Last week, when I posted a new infographic on bike helmet use and asked for some feedback from prominent bike bloggers, I received a mixed response (mostly critical).
Many of you gave frank opinions about some figures that are incomplete, such as the “67%” statistic. It was pointed out that just because 67% were not wearing a helmet, does not mean every one of the riders died from head injuries directly relating to lack of head protection.
Based on the information in the infographic this does appear inaccurate. What I failed to include is a comparison statistic that highlights the striking difference in fatality figures between the two categories.
15% – the percentage of fatalities for 2011 where helmets were used. Is it possible that the extra 52% of the riders died from causes unrelated to head injuries? Yes. Is it probable? Most likely not. A look at the actual data from FARS may paint a better picture.
A more accurate image would indicate the speed at which collisions occur, that result in preventable brain injuries due to lack of helmet use.
Furthermore, the image would display crash-worthiness figures of various brands / types of popular helmets and their ability to withstand impact (supported by data).

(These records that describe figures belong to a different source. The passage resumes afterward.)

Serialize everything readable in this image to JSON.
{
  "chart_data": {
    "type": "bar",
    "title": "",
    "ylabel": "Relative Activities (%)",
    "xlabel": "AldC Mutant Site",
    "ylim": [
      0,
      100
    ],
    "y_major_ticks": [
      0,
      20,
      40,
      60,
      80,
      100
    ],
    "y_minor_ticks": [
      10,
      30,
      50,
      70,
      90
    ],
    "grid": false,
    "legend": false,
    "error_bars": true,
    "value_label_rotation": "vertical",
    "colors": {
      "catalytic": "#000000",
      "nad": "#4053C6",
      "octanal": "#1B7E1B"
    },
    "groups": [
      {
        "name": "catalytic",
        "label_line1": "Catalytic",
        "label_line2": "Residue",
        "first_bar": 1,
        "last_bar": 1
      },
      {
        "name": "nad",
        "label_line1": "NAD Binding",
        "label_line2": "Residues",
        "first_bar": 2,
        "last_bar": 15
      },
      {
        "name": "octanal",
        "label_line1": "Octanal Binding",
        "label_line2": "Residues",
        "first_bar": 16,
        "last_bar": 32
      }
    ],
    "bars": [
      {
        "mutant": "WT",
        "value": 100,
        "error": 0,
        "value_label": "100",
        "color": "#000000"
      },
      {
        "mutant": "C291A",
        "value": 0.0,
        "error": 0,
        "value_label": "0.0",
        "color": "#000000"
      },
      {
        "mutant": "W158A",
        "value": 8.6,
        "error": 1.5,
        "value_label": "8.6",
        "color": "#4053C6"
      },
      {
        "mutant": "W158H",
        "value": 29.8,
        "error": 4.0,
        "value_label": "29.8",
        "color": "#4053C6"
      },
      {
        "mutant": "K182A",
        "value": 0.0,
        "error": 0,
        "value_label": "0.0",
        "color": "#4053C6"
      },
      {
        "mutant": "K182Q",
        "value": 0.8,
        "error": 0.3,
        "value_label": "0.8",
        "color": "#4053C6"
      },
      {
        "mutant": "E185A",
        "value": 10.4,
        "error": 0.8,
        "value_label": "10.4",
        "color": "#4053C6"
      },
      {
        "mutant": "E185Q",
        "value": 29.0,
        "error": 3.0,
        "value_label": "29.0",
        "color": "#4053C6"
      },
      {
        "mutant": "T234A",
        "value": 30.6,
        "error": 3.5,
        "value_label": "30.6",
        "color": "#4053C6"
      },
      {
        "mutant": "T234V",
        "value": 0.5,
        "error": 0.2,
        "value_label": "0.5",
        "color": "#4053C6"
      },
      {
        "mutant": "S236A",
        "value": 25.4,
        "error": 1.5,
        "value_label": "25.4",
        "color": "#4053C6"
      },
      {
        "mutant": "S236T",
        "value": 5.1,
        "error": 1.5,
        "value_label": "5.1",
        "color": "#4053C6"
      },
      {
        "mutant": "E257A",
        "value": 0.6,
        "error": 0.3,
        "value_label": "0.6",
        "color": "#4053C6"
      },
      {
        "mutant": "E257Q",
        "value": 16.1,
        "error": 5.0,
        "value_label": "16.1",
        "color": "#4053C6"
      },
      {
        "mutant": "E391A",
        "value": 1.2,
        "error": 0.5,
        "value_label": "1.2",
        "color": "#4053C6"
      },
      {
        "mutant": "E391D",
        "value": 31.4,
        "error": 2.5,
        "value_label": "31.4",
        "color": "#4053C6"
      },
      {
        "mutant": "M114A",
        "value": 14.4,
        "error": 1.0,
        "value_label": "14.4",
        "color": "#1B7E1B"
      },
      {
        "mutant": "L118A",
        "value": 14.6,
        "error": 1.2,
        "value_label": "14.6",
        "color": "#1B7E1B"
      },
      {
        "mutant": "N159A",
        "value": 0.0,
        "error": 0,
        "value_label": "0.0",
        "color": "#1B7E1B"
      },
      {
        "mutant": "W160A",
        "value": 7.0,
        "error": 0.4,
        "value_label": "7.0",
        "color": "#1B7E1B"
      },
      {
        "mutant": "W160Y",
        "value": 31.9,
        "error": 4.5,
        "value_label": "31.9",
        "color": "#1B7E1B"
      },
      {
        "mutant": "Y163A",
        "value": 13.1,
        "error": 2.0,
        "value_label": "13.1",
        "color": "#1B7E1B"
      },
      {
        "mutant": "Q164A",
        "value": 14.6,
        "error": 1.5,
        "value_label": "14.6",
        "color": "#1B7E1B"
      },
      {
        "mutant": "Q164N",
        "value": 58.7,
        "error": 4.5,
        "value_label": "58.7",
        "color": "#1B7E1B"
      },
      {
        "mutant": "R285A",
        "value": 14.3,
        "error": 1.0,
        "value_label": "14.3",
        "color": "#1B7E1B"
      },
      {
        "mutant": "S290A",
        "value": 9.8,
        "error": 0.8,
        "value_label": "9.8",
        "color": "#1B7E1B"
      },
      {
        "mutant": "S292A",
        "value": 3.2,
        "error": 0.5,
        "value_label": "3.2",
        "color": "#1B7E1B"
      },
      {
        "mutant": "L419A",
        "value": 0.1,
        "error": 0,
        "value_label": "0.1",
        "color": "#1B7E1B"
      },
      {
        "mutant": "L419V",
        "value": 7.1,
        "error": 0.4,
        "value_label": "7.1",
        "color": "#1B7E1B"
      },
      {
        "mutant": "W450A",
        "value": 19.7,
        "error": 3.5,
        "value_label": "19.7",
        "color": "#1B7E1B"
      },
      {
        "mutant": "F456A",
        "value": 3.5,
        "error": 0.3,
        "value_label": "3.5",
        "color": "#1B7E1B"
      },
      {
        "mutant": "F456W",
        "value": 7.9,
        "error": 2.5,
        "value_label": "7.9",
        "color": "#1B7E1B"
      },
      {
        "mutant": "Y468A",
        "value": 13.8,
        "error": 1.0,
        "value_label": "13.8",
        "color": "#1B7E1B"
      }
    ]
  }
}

Another point that was made by several people is that wearing a helmet may not save your life at all when involved in an accident with aggressive or inexperienced drivers. Poor infrastructure was also pointed at as one of the causes of fatalities included in this image. In comparison, some Scandinavian countries where urban areas are much more bike-friendly see far fewer accidents.
There seems to be a general consensus that bike helmets have prevented serious injuries in many of your own past experiences, which tells me this wasn’t a completely wasted effort to promote helmet use.
Your feedback is much appreciated and will lead me to provide more complete statistical data via graphical format.